4. If I could only offer one tip about how to get the most out of an internship - it would be this.
Offer to help people all over the company – don’t feel restricted to the department you’re originally placed in.

5. How did you find it working in a foreign language?
In the beginning it was definitely an uphill battle at the office language-wise. In my two years at university, no one had taught me the word for ‘edge-stitching’ or ‘haberdashery’! In my first week I came across technical words that I hadn’t even heard of in English let alone in Italian! If I could give advice to anyone nervous about starting an internship in another language – if you don’t understand what they’ve said, just smile and ask them to explain. Don’t suffer in silence, otherwise you’ll misunderstand and make some big mistake in your work. If you make an effort to get on with your colleagues then not only will you improve your language by speaking more, but they’ll also be willing to help you when you need it. At the end of the day, working abroad is (in my opinion) the best way to improve your language, as you’re completely surrounded by natives. So although the first few weeks will be hard, muddle through and it will become easier!

6. What else did you do to improve your Italian?
I decided I needed to live with Italians to really immerse myself in the culture and also to make some friends. I found the city’s notice board and simply called people who were advertising spare rooms. I shared a flat with two wonderful Italian girls who were studying at university in Modena and through them I met their friends and families. I only watched Italian TV and only read books in Italian – so I had virtually no contact with English! I also got involved with a charity based in Modena called Modena Terzo Mondo and I volunteered to translate their website into English. I ended up translating roughly 17,000 words for the website and alongside helping the charity, it gave me invaluable translation experience and really improved my Italian.

modena 2





















7. What did you do outside of work?
Once I’d settled into the city and felt comfortable, I started to get itchy feet and I began to travel to other parts of Italy, almost every weekend in fact! On a Monday morning my colleagues used to marvel at where I’d been each weekend, and I do feel like I’ve seen a lot more of Italy than many Italians themselves! Seek out the cheaper train tickets on Trenitalia by buying them in advance and even look into getting an InterRail ticket as it may work out cheaper if you’re travelling long distances.

One other important thing to remember is that most offices in Italy close for at least two weeks during August and everyone goes on holiday, so make sure you book early to avoid paying extortionate rates for transport and accommodation.
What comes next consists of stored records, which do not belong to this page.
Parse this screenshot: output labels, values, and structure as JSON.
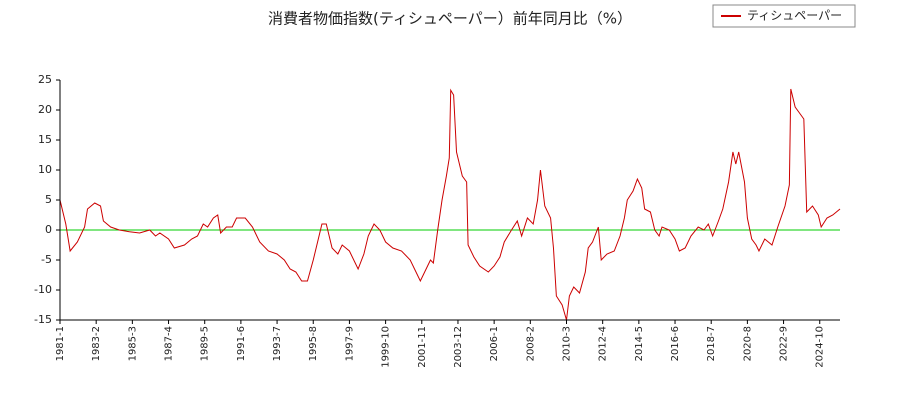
{
  "chart_data": {
    "type": "line",
    "title": "消費者物価指数(ティシュペーパー）前年同月比（%）",
    "x": [
      "1981-1",
      "1981-5",
      "1981-8",
      "1982-1",
      "1982-6",
      "1982-8",
      "1983-1",
      "1983-5",
      "1983-7",
      "1983-12",
      "1984-6",
      "1985-1",
      "1985-8",
      "1986-3",
      "1986-7",
      "1986-10",
      "1987-4",
      "1987-8",
      "1988-3",
      "1988-8",
      "1988-12",
      "1989-4",
      "1989-7",
      "1989-11",
      "1990-2",
      "1990-4",
      "1990-8",
      "1990-12",
      "1991-3",
      "1991-9",
      "1992-2",
      "1992-7",
      "1993-1",
      "1993-7",
      "1993-12",
      "1994-4",
      "1994-8",
      "1994-12",
      "1995-4",
      "1995-8",
      "1995-11",
      "1996-2",
      "1996-5",
      "1996-9",
      "1997-1",
      "1997-4",
      "1997-9",
      "1998-3",
      "1998-7",
      "1998-10",
      "1999-2",
      "1999-6",
      "1999-10",
      "2000-3",
      "2000-9",
      "2001-3",
      "2001-7",
      "2001-10",
      "2002-2",
      "2002-5",
      "2002-7",
      "2002-10",
      "2003-1",
      "2003-4",
      "2003-6",
      "2003-7",
      "2003-9",
      "2003-11",
      "2004-3",
      "2004-6",
      "2004-7",
      "2004-11",
      "2005-3",
      "2005-9",
      "2006-1",
      "2006-5",
      "2006-8",
      "2007-1",
      "2007-5",
      "2007-8",
      "2007-12",
      "2008-4",
      "2008-7",
      "2008-9",
      "2008-12",
      "2009-4",
      "2009-6",
      "2009-8",
      "2009-12",
      "2010-3",
      "2010-5",
      "2010-8",
      "2010-12",
      "2011-4",
      "2011-6",
      "2011-9",
      "2012-1",
      "2012-3",
      "2012-7",
      "2012-12",
      "2013-4",
      "2013-7",
      "2013-9",
      "2014-1",
      "2014-4",
      "2014-7",
      "2014-9",
      "2015-1",
      "2015-4",
      "2015-7",
      "2015-9",
      "2016-2",
      "2016-6",
      "2016-9",
      "2017-1",
      "2017-5",
      "2017-10",
      "2018-2",
      "2018-5",
      "2018-8",
      "2018-12",
      "2019-3",
      "2019-7",
      "2019-10",
      "2019-12",
      "2020-2",
      "2020-6",
      "2020-8",
      "2020-11",
      "2021-2",
      "2021-4",
      "2021-8",
      "2022-1",
      "2022-5",
      "2022-10",
      "2023-1",
      "2023-2",
      "2023-5",
      "2023-8",
      "2023-11",
      "2024-1",
      "2024-5",
      "2024-9",
      "2024-11",
      "2025-3",
      "2025-7",
      "2025-12"
    ],
    "series": [
      {
        "name": "ティシュペーパー",
        "color": "#cc0000",
        "values": [
          5,
          1,
          -3.5,
          -2,
          0.5,
          3.5,
          4.5,
          4,
          1.5,
          0.5,
          0,
          -0.3,
          -0.5,
          0,
          -1,
          -0.5,
          -1.5,
          -3,
          -2.5,
          -1.5,
          -1,
          1,
          0.5,
          2,
          2.5,
          -0.5,
          0.5,
          0.5,
          2,
          2,
          0.5,
          -2,
          -3.5,
          -4,
          -5,
          -6.5,
          -7,
          -8.5,
          -8.5,
          -5,
          -2,
          1,
          1,
          -3,
          -4,
          -2.5,
          -3.5,
          -6.5,
          -4,
          -1,
          1,
          0,
          -2,
          -3,
          -3.5,
          -5,
          -7,
          -8.5,
          -6.5,
          -5,
          -5.5,
          0,
          5,
          9,
          12,
          23.3,
          22.5,
          13,
          9,
          8,
          -2.5,
          -4.5,
          -6,
          -7,
          -6,
          -4.5,
          -2,
          0,
          1.5,
          -1,
          2,
          1,
          5,
          10,
          4,
          2,
          -3,
          -11,
          -12.5,
          -15,
          -11,
          -9.5,
          -10.5,
          -7,
          -3,
          -2,
          0.5,
          -5,
          -4,
          -3.5,
          -1,
          2,
          5,
          6.5,
          8.5,
          7,
          3.5,
          3,
          0,
          -1,
          0.5,
          0,
          -1.5,
          -3.5,
          -3,
          -1,
          0.5,
          0,
          1,
          -1,
          1.5,
          3.5,
          8,
          13,
          11,
          13,
          8,
          2,
          -1.5,
          -2.5,
          -3.5,
          -1.5,
          -2.5,
          0.5,
          4,
          7.5,
          23.5,
          20.5,
          19.5,
          18.5,
          3,
          4,
          2.5,
          0.5,
          2,
          2.5,
          3.5
        ]
      }
    ],
    "xlim": [
      "1981-1",
      "2025-12"
    ],
    "xticks": [
      "1981-1",
      "1983-2",
      "1985-3",
      "1987-4",
      "1989-5",
      "1991-6",
      "1993-7",
      "1995-8",
      "1997-9",
      "1999-10",
      "2001-11",
      "2003-12",
      "2006-1",
      "2008-2",
      "2010-3",
      "2012-4",
      "2014-5",
      "2016-6",
      "2018-7",
      "2020-8",
      "2022-9",
      "2024-10"
    ],
    "ylim": [
      -15,
      25
    ],
    "yticks": [
      -15,
      -10,
      -5,
      0,
      5,
      10,
      15,
      20,
      25
    ],
    "hline": 0,
    "hline_color": "#00cc00",
    "legend": "upper right"
  }
}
8. Do you think the experience helped you prepare for the job hunt after your degree?
Definitely. Having such a well-known brand on my CV definitely resonates with potential employers, and I know that being able to work in a foreign country, and more importantly in a foreign language, was the key reason that I got a place on the graduate scheme I’m now on. Doing an Erasmus Work Placement is a great way to stand out from the crowd, as most other graduates will only have had summer internships (which are shorter), so you’ll immediately have an advantage over thousands of other applicants.

9. Overall did you enjoy the experience?
Working abroad in Italy was one of the highlights of my entire degree and I’d recommend it to anyone – not only will you have a brilliant time living and breathing the culture, but you’ll instantly become a sought-after graduate with international experience!